Remembering the ‘Happy Days’ of Garry Marshall
Nostalgia is an inevitable byproduct of an entertainment legend’s passing. But when consummate showman and quadruple-threat writer-producer-director-actor Garry Marshall died Tuesday at 81, the longing became especially palpable for TV’s happier days.
Those would be the 1970s, when the brash Bronx native enjoyed his most iconic successes after learning his craft by writing jokes for Joey Bishop and Jack Paar’s The Tonight Show, then working on classic 1960s sitcoms including The Dick Van Dyke Show and The Lucy Show with writing partner Jerry Belson.
Together in 1970, they developed Neil Simon’s Broadway and movie hit The Odd Couple into an instantly acclaimed sitcom vehicle for Tony Randall and Jack Klugman, never bettered as mismatched divorced men uneasily sharing an apartment. On his own in 1974, Marshall created Happy Days, an 11-season phenomenon for ABC, an antidote to Norman Lear’s more trenchant and socially conscious sitcoms for CBS.

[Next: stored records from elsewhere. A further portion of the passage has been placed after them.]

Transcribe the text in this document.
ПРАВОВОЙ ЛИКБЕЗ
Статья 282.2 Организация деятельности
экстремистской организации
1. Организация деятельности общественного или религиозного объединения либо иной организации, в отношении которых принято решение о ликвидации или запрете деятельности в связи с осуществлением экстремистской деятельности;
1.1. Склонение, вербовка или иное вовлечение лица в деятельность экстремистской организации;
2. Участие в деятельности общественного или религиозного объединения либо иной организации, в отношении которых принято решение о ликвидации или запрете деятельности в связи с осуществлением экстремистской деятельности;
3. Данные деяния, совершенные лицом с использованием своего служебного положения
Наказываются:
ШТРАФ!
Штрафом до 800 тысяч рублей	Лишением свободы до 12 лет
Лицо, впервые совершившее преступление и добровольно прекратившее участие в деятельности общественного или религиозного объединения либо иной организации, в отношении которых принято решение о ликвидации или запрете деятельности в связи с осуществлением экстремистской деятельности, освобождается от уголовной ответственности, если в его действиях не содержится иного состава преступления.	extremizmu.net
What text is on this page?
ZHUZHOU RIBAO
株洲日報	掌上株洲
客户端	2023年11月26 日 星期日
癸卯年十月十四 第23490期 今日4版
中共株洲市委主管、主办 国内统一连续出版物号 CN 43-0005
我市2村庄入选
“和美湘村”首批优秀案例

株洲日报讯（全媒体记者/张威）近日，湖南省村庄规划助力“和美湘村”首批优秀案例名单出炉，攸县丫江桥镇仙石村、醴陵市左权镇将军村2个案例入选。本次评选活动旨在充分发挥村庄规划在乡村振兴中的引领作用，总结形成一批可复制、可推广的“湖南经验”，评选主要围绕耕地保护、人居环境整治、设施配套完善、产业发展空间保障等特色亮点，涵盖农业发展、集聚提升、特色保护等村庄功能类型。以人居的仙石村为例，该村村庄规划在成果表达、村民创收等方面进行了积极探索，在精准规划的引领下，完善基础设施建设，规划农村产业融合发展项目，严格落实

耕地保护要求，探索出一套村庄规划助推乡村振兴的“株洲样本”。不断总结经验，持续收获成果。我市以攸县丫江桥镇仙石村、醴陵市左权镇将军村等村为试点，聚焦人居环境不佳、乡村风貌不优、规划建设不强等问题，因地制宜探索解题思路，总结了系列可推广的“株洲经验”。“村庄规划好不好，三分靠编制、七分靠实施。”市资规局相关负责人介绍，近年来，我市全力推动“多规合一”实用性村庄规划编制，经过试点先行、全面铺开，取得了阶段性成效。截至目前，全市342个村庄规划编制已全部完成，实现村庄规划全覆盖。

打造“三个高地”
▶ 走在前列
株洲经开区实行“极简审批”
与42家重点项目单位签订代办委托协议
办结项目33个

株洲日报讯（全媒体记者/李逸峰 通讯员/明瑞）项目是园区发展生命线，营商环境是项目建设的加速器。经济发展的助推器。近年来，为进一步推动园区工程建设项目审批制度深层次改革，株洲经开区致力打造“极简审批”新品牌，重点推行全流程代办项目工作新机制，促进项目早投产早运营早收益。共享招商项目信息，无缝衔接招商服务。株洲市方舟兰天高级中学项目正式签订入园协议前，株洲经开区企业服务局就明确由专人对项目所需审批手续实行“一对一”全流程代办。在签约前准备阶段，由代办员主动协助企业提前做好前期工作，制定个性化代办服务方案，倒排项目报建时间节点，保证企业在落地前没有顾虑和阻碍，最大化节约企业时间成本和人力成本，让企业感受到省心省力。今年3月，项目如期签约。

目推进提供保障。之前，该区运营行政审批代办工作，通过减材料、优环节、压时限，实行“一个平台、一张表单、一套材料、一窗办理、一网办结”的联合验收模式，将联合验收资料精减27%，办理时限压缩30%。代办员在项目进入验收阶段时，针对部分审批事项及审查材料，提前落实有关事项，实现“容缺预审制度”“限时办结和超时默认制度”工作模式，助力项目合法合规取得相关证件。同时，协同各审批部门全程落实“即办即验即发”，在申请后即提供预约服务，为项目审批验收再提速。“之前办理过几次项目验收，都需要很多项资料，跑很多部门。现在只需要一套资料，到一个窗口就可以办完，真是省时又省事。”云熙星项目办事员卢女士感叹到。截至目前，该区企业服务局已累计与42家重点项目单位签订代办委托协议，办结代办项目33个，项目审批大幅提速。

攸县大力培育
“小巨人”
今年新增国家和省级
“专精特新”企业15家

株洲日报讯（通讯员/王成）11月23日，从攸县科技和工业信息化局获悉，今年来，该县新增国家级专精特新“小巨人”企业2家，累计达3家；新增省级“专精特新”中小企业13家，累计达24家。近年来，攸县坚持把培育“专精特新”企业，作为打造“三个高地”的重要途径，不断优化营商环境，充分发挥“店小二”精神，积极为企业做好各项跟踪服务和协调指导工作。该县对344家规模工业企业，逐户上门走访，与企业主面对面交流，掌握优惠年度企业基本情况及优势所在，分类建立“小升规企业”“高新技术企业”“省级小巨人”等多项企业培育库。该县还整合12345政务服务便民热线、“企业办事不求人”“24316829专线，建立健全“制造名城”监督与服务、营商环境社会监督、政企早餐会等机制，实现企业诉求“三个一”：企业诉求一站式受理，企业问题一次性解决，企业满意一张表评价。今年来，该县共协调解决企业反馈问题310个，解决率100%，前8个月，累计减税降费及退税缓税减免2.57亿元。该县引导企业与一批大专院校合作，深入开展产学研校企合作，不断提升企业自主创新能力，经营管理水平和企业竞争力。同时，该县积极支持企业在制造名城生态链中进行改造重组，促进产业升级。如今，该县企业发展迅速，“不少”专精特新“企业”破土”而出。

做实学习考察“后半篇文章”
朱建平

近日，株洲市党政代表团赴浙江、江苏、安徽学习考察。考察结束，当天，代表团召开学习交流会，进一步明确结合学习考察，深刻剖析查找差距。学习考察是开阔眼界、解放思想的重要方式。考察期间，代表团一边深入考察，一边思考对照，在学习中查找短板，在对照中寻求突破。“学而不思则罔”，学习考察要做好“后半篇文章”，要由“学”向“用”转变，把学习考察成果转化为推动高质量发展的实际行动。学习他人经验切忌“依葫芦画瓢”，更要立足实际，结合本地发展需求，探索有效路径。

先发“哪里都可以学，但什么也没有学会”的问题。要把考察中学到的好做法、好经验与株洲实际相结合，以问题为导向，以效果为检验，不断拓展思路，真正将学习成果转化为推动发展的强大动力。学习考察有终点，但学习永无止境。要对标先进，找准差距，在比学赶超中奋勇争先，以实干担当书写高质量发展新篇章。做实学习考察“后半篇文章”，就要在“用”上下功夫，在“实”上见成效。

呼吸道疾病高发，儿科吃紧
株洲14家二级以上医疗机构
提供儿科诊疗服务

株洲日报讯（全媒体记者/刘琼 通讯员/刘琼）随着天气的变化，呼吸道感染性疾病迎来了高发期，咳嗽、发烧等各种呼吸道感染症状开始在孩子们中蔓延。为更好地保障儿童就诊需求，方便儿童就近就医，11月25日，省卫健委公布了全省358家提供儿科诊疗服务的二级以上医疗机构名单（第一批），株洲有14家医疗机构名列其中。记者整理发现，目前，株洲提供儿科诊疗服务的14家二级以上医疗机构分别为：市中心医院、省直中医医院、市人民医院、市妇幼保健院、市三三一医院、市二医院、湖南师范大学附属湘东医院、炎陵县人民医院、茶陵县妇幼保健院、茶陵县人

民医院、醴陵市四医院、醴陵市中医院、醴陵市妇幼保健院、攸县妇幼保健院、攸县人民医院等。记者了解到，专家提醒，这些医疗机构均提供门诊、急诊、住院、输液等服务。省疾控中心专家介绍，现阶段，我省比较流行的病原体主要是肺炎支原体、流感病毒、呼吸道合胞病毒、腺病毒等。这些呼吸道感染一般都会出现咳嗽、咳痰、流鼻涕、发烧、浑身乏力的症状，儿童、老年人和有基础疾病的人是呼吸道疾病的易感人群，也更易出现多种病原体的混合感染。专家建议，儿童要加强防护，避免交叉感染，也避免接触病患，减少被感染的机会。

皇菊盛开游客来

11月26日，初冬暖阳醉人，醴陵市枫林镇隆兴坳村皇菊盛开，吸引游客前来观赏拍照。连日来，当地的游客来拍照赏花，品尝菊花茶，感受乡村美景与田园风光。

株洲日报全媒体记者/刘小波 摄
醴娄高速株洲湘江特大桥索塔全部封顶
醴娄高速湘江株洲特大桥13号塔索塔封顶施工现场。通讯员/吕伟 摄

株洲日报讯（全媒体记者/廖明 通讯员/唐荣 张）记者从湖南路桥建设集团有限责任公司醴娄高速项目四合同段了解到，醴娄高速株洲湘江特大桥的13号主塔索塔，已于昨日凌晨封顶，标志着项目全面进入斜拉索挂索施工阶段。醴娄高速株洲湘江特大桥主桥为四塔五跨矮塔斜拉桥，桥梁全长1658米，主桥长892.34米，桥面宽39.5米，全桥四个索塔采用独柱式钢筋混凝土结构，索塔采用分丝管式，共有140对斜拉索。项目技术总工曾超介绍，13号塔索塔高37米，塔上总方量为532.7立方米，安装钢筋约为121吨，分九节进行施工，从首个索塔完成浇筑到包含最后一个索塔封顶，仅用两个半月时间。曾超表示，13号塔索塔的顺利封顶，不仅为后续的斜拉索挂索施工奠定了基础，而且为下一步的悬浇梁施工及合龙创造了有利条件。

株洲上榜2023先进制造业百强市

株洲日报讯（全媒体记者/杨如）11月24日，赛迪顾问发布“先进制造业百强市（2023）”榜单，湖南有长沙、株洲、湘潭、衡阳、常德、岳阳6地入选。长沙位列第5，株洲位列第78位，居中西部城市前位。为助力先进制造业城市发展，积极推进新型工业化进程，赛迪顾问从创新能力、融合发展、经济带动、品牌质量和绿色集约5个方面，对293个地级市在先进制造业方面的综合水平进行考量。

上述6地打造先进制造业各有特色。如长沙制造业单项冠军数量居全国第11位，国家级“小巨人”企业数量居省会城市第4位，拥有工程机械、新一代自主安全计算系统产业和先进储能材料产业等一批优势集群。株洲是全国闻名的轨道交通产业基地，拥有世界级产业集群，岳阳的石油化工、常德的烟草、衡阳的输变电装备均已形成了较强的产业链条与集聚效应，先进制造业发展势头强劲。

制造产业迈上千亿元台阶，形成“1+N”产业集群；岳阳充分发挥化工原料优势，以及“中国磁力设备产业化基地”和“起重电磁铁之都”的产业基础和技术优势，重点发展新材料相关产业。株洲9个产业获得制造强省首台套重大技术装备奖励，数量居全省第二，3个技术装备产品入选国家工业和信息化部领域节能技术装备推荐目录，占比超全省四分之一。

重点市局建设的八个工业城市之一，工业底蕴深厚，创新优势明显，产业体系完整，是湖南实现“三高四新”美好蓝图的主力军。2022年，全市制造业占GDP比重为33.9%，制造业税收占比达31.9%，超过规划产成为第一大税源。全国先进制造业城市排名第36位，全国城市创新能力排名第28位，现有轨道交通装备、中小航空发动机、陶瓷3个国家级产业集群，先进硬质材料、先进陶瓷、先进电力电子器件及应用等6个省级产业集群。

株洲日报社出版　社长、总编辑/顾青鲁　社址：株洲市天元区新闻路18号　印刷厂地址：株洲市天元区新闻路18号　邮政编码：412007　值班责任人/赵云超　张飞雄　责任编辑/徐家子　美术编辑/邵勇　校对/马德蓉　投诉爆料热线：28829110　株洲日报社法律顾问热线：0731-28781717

RELATED: How Garry Marshall Took Happy Days and The Odd Couple From Sleepy to Classic
Looking back at the 1950s with an emphasis on family and friendship, inspired by the success of American Graffiti and Grease but softening the content for a mass audience, Marshall achieved his intent “of getting a show that everybody could watch together … The kids thought it was about them and the parents thought it was about their past, so they watched it together,” Marshall reflected in a 2000 interview for the Archive of American Television.
“I was trying to create the fact that people had heroes in the ’50s,” he said in the same interview. “People cheered the heroes. As the years went by, there was not a lot of cheering any more.” When asked by network bosses to create a “bad guy” gang member for the Happy Days ensemble, he morphed the brooding Marlon Brando archetype into Henry Winkler’s swaggering but ultimately benign Fonzie, whom Marshall conceived as “a combination of Joe DiMaggio and the Lone Ranger.” And did the fans ever cheer! (Fonzie’s leather jacket would later go on display at the Smithsonian.)
Success begat spinoffs, and Happy Days spawned Laverne & Shirley, a smash-hit buddy comedy evoking the slapstick spirit of Lucy and Ethel, making a star of his sister Penny (who also would become an accomplished movie director). In 1976, Marshall described Laverne to TV Guide Magazine as “the kind of gal who could knock the stuffing out of Mary Richards, Rhoda and Phyllis, and, for good measure, mop up the floor with Barbara Walters—and still remain a vulnerable character.”
Less predictably, the show also gave rise to the fanciful Mork & Mindy, which launched the career of Robin Williams as a hilariously manic space alien who wooed and wed a human (Pam Dawber).
Having conquered TV, Marshall became a maestro of crowd-pleasing movies, directing Julia Roberts into superstardom in 1990’s Pretty Woman, followed by hits including Runaway Bride, The Princess Diaries and, more recently, an all-star trilogy of holiday-themed rom-coms (Valentine’s Day, New Year’s Eve, Mother’s Day).
A natural ham as a character actor, projecting warm humor in his customary raspy delivery, his best-known roles include a cameo as a casino manager in Albert Brooks’ Lost in America and a long-running gig as the irascible network boss on CBS’s Murphy Brown.
Yet if Happy Days remains his most enduring legacy, Marshall is probably OK with that. “We all realized that if you got a nostalgic show on the air, the reruns wouldn’t look bad” or dated, he said in his Archive interview.
And so it goes. Those were the days, and thanks to Marshall, they still are.